Abilities — Cognitive Abilities

Abilities that influence the acquisition and application of knowledge in problem solving
Category Flexibility — The ability to generate or use different sets of rules for combining or grouping things in different ways.
Deductive Reasoning — The ability to apply general rules to specific problems to produce answers that make sense.
Flexibility of Closure — The ability to identify or detect a known pattern (a figure, object, word, or sound) that is hidden in other distracting material.
Fluency of Ideas — The ability to come up with a number of ideas about a topic (the number of ideas is important, not their quality, correctness, or creativity).
Inductive Reasoning — The ability to combine pieces of information to form general rules or conclusions (includes finding a relationship among seemingly unrelated events).
Information Ordering — The ability to arrange things or actions in a certain order or pattern according to a specific rule or set of rules (e.g., patterns of numbers, letters, words, pictures, mathematical operations).
Mathematical Reasoning — The ability to choose the right mathematical methods or formulas to solve a problem.
Memorization — The ability to remember information such as words, numbers, pictures, and procedures.
Number Facility — The ability to add, subtract, multiply, or divide quickly and correctly.
Oral Comprehension — The ability to listen to and understand information and ideas presented through spoken words and sentences.
Oral Expression — The ability to communicate information and ideas in speaking so others will understand.
Originality — The ability to come up with unusual or clever ideas about a given topic or situation, or to develop creative ways to solve a problem.
Perceptual Speed — The ability to quickly and accurately compare similarities and differences among sets of letters, numbers, objects, pictures, or patterns.
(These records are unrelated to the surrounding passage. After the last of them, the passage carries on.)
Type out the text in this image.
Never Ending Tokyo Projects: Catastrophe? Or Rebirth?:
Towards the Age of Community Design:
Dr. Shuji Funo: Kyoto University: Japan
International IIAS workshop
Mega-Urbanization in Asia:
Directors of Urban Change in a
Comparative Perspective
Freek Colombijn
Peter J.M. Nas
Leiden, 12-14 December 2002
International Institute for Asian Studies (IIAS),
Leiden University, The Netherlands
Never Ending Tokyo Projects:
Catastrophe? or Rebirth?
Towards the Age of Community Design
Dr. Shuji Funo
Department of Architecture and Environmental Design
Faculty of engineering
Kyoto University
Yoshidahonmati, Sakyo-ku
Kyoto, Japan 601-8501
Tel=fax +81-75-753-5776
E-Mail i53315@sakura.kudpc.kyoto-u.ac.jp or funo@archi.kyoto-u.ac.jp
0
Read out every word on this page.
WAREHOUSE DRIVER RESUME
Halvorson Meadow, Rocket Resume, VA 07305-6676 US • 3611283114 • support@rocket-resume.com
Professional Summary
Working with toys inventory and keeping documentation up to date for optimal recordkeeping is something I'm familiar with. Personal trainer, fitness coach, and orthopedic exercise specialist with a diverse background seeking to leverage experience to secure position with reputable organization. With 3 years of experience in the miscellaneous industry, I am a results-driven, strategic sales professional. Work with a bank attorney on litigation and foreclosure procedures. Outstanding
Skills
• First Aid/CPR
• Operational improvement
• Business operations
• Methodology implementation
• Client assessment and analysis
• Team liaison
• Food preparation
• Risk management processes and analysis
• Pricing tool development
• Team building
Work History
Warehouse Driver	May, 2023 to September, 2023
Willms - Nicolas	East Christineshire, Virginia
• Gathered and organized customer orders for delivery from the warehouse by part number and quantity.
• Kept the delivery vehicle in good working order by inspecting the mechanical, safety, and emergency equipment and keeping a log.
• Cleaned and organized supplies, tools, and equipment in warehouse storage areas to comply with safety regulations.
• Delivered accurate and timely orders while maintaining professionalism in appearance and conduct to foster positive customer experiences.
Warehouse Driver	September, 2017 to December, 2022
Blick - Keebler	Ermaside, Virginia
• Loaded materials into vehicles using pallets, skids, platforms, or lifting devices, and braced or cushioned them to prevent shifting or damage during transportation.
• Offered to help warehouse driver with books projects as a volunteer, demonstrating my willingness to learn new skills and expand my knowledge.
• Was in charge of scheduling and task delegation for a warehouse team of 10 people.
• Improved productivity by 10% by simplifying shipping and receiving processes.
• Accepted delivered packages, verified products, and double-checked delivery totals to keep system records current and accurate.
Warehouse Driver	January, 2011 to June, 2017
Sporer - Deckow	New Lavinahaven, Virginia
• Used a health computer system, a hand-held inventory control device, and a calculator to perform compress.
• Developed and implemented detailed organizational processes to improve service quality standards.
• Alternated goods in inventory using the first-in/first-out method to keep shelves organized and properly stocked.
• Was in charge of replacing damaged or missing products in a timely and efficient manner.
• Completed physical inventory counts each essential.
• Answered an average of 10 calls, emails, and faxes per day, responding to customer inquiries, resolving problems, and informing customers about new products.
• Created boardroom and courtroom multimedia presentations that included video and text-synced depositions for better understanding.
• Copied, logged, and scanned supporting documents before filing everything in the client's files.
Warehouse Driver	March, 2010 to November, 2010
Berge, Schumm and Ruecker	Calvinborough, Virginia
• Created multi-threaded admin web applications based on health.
The things to be compared may be presented at the same time or one after the other. This ability also includes comparing a presented object with a remembered object.
Problem Sensitivity — The ability to tell when something is wrong or is likely to go wrong. It does not involve solving the problem, only recognizing there is a problem.
Selective Attention — The ability to concentrate on a task over a period of time without being distracted.
Spatial Orientation — The ability to know your location in relation to the environment or to know where other objects are in relation to you.
Speed of Closure — The ability to quickly make sense of, combine, and organize information into meaningful patterns.
Time Sharing — The ability to shift back and forth between two or more activities or sources of information (such as speech, sounds, touch, or other sources).
Visualization — The ability to imagine how something will look after it is moved around or when its parts are moved or rearranged.
Written Comprehension — The ability to read and understand information and ideas presented in writing.
Written Expression — The ability to communicate information and ideas in writing so others will understand.